Flawless record? What about all the ad-supported apps where the new ads suddenly started calling premium phone numbers if you accidentally tapped the ad.
Unfortunately, that exception kind of proves the rule. Apple left in a loophole - they kind of had to allow apps to link to arbitrary external content without registered authors - and, lo, through the loophole comes malware.

This, alas, is why I'll probably have to keep buying computers instead of just the iPad if I want to run emacs or other user-scriptable apps. To the extent that it is possible, Apple wants every line of code on the phone to be traceable to an author and revokable in case of trouble.

The exception is the web, of course. Apple's browser supports everything; if you want arbitrary power, write one of those web apps we've heard so much about for the last decade! We who aspire to use emacs on iPad now need an HTML5/JS version. It's like being boiled in our own Kool-Aid: people have been claiming for years that web apps can eventually replace all other apps, and now the rubber meets the road.

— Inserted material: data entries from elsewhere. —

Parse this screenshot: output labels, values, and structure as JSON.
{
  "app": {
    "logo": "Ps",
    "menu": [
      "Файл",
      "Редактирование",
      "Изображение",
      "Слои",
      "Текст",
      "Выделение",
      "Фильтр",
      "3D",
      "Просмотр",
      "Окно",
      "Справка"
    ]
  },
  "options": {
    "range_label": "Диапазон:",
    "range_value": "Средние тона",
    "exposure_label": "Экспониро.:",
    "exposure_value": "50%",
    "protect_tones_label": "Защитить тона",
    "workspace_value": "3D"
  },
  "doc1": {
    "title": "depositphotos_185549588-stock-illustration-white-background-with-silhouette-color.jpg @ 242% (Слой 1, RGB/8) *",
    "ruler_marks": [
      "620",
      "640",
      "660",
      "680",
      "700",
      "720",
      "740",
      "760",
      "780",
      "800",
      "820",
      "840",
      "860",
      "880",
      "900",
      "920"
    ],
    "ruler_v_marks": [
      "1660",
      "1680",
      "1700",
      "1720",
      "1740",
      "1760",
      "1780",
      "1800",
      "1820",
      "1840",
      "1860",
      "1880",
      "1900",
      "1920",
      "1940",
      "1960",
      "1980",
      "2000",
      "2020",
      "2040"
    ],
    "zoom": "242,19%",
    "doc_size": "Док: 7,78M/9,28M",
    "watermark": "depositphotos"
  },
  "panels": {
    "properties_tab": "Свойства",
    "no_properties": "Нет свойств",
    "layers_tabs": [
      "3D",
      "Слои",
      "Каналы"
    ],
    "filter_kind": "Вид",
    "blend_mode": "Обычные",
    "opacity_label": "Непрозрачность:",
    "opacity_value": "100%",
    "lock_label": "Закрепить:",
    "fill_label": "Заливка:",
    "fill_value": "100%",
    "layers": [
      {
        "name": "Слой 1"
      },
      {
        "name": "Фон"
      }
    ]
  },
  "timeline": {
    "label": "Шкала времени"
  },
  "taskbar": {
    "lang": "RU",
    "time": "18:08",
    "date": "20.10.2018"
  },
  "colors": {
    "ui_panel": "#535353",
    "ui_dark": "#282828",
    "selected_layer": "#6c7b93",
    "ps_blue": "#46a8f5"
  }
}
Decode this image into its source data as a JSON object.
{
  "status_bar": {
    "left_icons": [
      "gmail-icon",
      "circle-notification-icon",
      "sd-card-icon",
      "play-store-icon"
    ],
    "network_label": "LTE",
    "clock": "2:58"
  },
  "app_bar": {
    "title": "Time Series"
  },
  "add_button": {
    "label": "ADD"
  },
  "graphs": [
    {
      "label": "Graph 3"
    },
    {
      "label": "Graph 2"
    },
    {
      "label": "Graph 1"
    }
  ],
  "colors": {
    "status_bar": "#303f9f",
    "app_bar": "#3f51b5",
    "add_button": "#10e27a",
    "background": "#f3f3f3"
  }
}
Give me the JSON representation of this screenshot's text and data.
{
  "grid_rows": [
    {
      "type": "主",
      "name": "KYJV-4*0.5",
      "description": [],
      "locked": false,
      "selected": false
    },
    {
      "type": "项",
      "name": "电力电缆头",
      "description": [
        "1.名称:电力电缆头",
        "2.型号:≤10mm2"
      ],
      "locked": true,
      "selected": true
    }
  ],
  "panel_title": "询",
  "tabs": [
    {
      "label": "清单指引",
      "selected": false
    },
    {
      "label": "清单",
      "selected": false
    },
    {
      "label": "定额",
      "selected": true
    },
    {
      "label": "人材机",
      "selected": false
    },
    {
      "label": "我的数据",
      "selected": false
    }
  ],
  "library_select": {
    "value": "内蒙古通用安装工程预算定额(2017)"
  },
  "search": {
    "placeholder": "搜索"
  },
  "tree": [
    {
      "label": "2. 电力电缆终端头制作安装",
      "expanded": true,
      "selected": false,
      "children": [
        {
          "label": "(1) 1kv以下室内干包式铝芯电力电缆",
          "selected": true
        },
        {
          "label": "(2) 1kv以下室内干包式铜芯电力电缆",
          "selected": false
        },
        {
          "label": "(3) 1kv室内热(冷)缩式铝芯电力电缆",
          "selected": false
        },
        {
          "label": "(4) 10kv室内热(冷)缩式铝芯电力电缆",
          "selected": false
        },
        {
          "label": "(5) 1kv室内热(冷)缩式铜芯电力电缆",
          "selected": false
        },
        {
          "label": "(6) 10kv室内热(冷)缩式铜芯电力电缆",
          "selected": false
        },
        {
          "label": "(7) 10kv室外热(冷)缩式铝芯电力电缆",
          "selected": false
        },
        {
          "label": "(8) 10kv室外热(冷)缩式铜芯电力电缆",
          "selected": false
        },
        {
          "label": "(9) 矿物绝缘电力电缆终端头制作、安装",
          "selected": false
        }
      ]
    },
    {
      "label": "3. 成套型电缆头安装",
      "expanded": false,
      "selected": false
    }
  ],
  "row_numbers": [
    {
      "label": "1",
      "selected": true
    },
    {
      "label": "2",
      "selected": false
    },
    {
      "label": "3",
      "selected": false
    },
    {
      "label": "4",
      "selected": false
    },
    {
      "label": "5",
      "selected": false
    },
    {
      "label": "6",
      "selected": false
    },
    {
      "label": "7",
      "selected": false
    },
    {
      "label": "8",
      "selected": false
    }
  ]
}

Isn't this the same old DRM/Terrorism loop where every breach of the pointless and/or ineffective restrictions is used as justification for the next round of pointless and/or ineffectual restrictions. And along the way you the honest consumer/citizen lose the ability to modify your device, to reverse engineer, to crack protection for any reason, and various other 21st century civil rights as collateral damage.
That makes about as much sense as athletes who believe their winning streak is caused by their "lucky socks" or some such. By that logic, the lack of review process in the Android market has also had a flawless record of keeping out malware.
The issue being that some "Apple unapproved" apps are useful to people outside of the 'top 5%' but not useful to Apple's bottom line.
At the moment Jane never has to have her son help her with her phone the way she does with the PC. She knows how to do everything, even if she never does it. Even without any direct bottom line issues (eg avoid voip takeover), I think this might be enough to motivate Apple.
Somehow mac laptops remain functional and malware free despite not being locked down by apple. They've remained this way for many, many years. I'm not sure how much more real world evidence you need that this argument is not good.

The truth is that Apple does it to maintaing market control on their software, not for some altruistic "malware prevention" goal.